| Poker: le psychologue et les sirènes |
ajoutée le 2007-04-15 21:51:33
Côte-des-Neiges, le matin
Charles, 40 ans, prend son bain. On le frotte, on l’essuie, on l’habille et on l’installe dans sa chaise roulante. Il déjeune. À 8 h 30, il se met en route pour l’atelier.
À l’atelier, Charles lit le journal pour lui et ses compagnons. Quelques mots clés lui servent de repères. Cette «lecture globale» le tient au courant de l’actualité. Charles est atteint de paralysie cérébrale. Il n’habite plus chez ses parents depuis cinq ans.
Hôtel Windsor, centre-ville de Montréal, le soir
«Il faut vraiment être mordu», se dit la mère de Charles, 71 ans. Elle regarde les joueurs de poker, dans la grande salle de l’hôtel. Ils ont payé 300 $ chacun pour participer à ce tournoi. Aussitôt éliminés, la plupart se sont réinscrits au même coût, plusieurs fois.

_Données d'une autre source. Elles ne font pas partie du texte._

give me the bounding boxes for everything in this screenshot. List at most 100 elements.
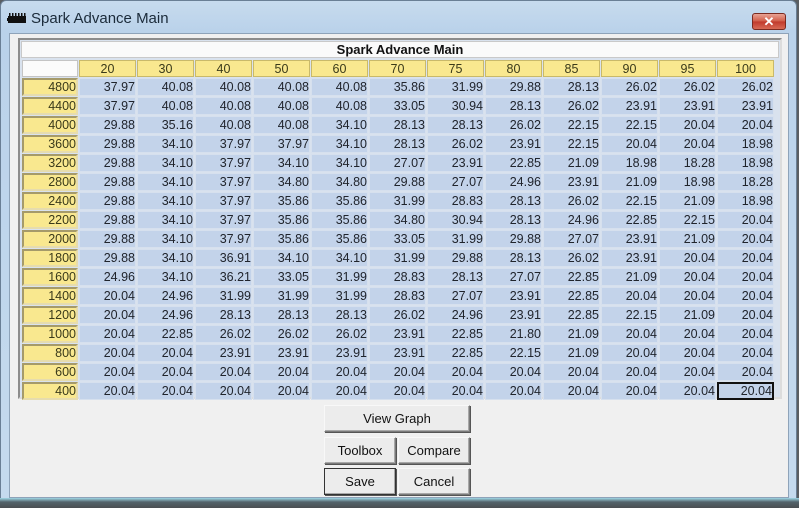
row-header[interactable]: 2200: [22, 211, 78, 229]
table-cell[interactable]: 20.04: [601, 325, 658, 343]
table-cell[interactable]: 28.13: [427, 116, 484, 134]
table-cell[interactable]: 22.85: [601, 211, 658, 229]
table-cell[interactable]: 29.88: [79, 230, 136, 248]
table-cell[interactable]: 37.97: [195, 230, 252, 248]
table-cell[interactable]: 31.99: [311, 268, 368, 286]
table-cell[interactable]: 40.08: [311, 97, 368, 115]
table-cell[interactable]: 23.91: [369, 325, 426, 343]
table-cell[interactable]: 28.13: [485, 211, 542, 229]
table-cell[interactable]: 23.91: [485, 135, 542, 153]
save-button[interactable]: Save: [324, 468, 396, 495]
table-cell[interactable]: 27.07: [427, 287, 484, 305]
table-cell[interactable]: 23.91: [427, 154, 484, 172]
table-cell[interactable]: 20.04: [717, 249, 774, 267]
table-cell[interactable]: 30.94: [427, 211, 484, 229]
column-header[interactable]: 85: [543, 60, 600, 77]
row-header[interactable]: 1000: [22, 325, 78, 343]
table-cell[interactable]: 20.04: [717, 344, 774, 362]
table-cell[interactable]: 31.99: [369, 192, 426, 210]
table-cell[interactable]: 36.21: [195, 268, 252, 286]
table-cell[interactable]: 20.04: [485, 363, 542, 381]
row-header[interactable]: 2400: [22, 192, 78, 210]
table-cell[interactable]: 37.97: [195, 173, 252, 191]
table-cell[interactable]: 34.10: [311, 135, 368, 153]
table-cell[interactable]: 29.88: [427, 249, 484, 267]
row-header[interactable]: 2000: [22, 230, 78, 248]
table-cell[interactable]: 37.97: [79, 97, 136, 115]
table-cell[interactable]: 40.08: [253, 116, 310, 134]
row-header[interactable]: 800: [22, 344, 78, 362]
table-cell[interactable]: 33.05: [369, 97, 426, 115]
cancel-button[interactable]: Cancel: [398, 468, 470, 495]
table-cell[interactable]: 20.04: [195, 382, 252, 400]
row-header[interactable]: 4400: [22, 97, 78, 115]
row-header[interactable]: 3200: [22, 154, 78, 172]
table-cell[interactable]: 29.88: [79, 154, 136, 172]
table-cell[interactable]: 34.80: [369, 211, 426, 229]
table-cell[interactable]: 22.15: [543, 116, 600, 134]
column-header[interactable]: 95: [659, 60, 716, 77]
table-cell[interactable]: 20.04: [659, 382, 716, 400]
table-cell[interactable]: 28.83: [369, 268, 426, 286]
table-cell[interactable]: 40.08: [195, 78, 252, 96]
table-cell[interactable]: 20.04: [79, 363, 136, 381]
table-cell[interactable]: 34.80: [311, 173, 368, 191]
table-cell[interactable]: 20.04: [253, 363, 310, 381]
table-cell[interactable]: 20.04: [79, 287, 136, 305]
table-cell[interactable]: 20.04: [79, 325, 136, 343]
table-cell[interactable]: 24.96: [79, 268, 136, 286]
table-cell[interactable]: 21.09: [601, 268, 658, 286]
table-cell[interactable]: 20.04: [543, 382, 600, 400]
table-cell[interactable]: 22.85: [485, 154, 542, 172]
column-header[interactable]: 80: [485, 60, 542, 77]
table-cell[interactable]: 23.91: [717, 97, 774, 115]
table-cell[interactable]: 35.86: [311, 211, 368, 229]
table-cell[interactable]: 22.15: [543, 135, 600, 153]
table-cell[interactable]: 34.10: [311, 154, 368, 172]
table-cell[interactable]: 23.91: [601, 249, 658, 267]
column-header[interactable]: 50: [253, 60, 310, 77]
column-header[interactable]: 60: [311, 60, 368, 77]
table-cell[interactable]: 27.07: [427, 173, 484, 191]
table-cell[interactable]: 18.98: [717, 192, 774, 210]
table-cell[interactable]: 18.98: [717, 135, 774, 153]
table-cell[interactable]: 21.80: [485, 325, 542, 343]
table-cell[interactable]: 34.80: [253, 173, 310, 191]
table-cell[interactable]: 28.13: [543, 78, 600, 96]
table-cell[interactable]: 29.88: [79, 192, 136, 210]
table-cell[interactable]: 28.13: [253, 306, 310, 324]
table-cell[interactable]: 20.04: [659, 268, 716, 286]
table-cell[interactable]: 23.91: [195, 344, 252, 362]
row-header[interactable]: 600: [22, 363, 78, 381]
table-cell[interactable]: 20.04: [601, 135, 658, 153]
table-cell[interactable]: 34.10: [137, 135, 194, 153]
table-cell[interactable]: 34.10: [137, 154, 194, 172]
row-header[interactable]: 1800: [22, 249, 78, 267]
table-cell[interactable]: 34.10: [311, 249, 368, 267]
table-cell[interactable]: 29.88: [485, 230, 542, 248]
table-cell[interactable]: 40.08: [137, 78, 194, 96]
table-cell[interactable]: 27.07: [485, 268, 542, 286]
table-cell[interactable]: 31.99: [195, 287, 252, 305]
table-cell[interactable]: 20.04: [137, 363, 194, 381]
table-cell[interactable]: 22.85: [543, 268, 600, 286]
table-cell[interactable]: 20.04: [427, 363, 484, 381]
title-bar[interactable]: Spark Advance Main ✕: [1, 1, 796, 35]
table-cell[interactable]: 20.04: [659, 249, 716, 267]
table-cell[interactable]: 20.04: [659, 344, 716, 362]
table-cell[interactable]: 26.02: [543, 97, 600, 115]
table-cell[interactable]: 26.02: [427, 135, 484, 153]
table-cell[interactable]: 40.08: [311, 78, 368, 96]
table-cell[interactable]: 26.02: [659, 78, 716, 96]
table-cell[interactable]: 24.96: [137, 287, 194, 305]
table-cell[interactable]: 28.13: [195, 306, 252, 324]
table-cell[interactable]: 22.15: [659, 211, 716, 229]
column-header[interactable]: 70: [369, 60, 426, 77]
table-cell[interactable]: 20.04: [601, 287, 658, 305]
table-cell[interactable]: 28.83: [427, 192, 484, 210]
table-cell[interactable]: 28.13: [485, 97, 542, 115]
table-cell[interactable]: 34.10: [137, 249, 194, 267]
table-cell[interactable]: 26.02: [195, 325, 252, 343]
table-cell[interactable]: 36.91: [195, 249, 252, 267]
table-cell[interactable]: 23.91: [485, 306, 542, 324]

Une armée de jeunes beautés en minirobes moulantes circulent entre les tables et les caméras de télévision. Elles ravitaillent les joueurs en boissons alcoolisées et en sourires.
Un seul homme dans la salle ne les voit pas : Pierre-Alain DuBois, 34 ans, psychologue industriel. Ce n’est pas par fidélité pour sa copine. Pierre-Alain dispute son premier tournoi de poker à l’argent et il se donne à fond.
Il a abordé le tournoi comme un match de tennis. «Je me suis répété à peu près 300 fois : prudence et patience égalent succès.» Le psychologue possède aussi un classement de Tennis Canada. La compétition, le rythme cardiaque accéléré, il connaît.
«Quand une personne tremble de partout, habituellement c’est synonyme d’une grosse main. Elle n’en a pas eu depuis longtemps et là elle sait qu’elle peut faire de l’argent», dit-il.
Pierre-Alain DuBois a déjà surpassé ses objectifs en se qualifiant parmi les 300 derniers, sur 1200 joueurs au départ. «Je suis arrivé avec une stratégie simple mais efficace. J’étais très prudent en début de parole. Très agressif en fin de parole.» Pierre-Alain joue la position, un concept qui échappe à la plupart des amateurs. Quand il est premier à parler, il mise peu. Il attend les bonnes cartes.
Le temps peut paraître long quand on est prudent et patient. En fait, l’information défile à toute vitesse. «Il faut observer même quand on n’est pas dans une main. J’essayais d’avoir en tête la personnalité de chacun des joueurs», dit le psychologue.
La soirée avance, les joueurs s’éliminent. L’endurance devient un facteur. «Tu joues au poker de 8 h le soir à 5 h du matin sans être entraîné pour ça. Les fumeurs trouvaient que les pauses ne venaient pas vite. Ça m’a favorisé de ne pas boire, de ne pas fumer. J’en ai vu beaucoup qui allaient all in parce qu’ils étaient tannés d’être là.»
Prudence et patience égalent succès, mais à certains moments, il faut agir. Les mises obligatoires augmentent, Pierre-Alain doit tout miser pour survivre. «Si le poker est 70 % d’habileté et 30 % de chance, j’ai assez bien exploité le 30 % de chance.» Il remporte une main critique avec valet-10 contre as-roi.
Prudence et patience égalent succès. «La personne qui m’accompagnait était tannée de l’entendre.»
Vendredi 30 mars, 5 h 11 du matin
On annonce les 20 finalistes du tournoi. Pierre-Alain DuBois en fait partie. «Je me suis dit que je vivrais et mourais avec ma stratégie et maintenant, je m’en vais à Las Vegas.» Les gagnants se font payer leurs dépenses. Neuf d’entre eux participeront au championnat du monde de poker cet été.
L’Open de Montréal, à l’hôtel Windsor, était organisé par la Fondation Miriam, qui enrichit la vie de personnes ayant une déficience intellectuelle. Le tournoi a rapporté 650 000 $ à la Fondation.
Deux heures plus tard
Charles, 40 ans, atteint de paralysie cérébrale, se réveille dans une des résidences de la Fondation. Sa journée commence.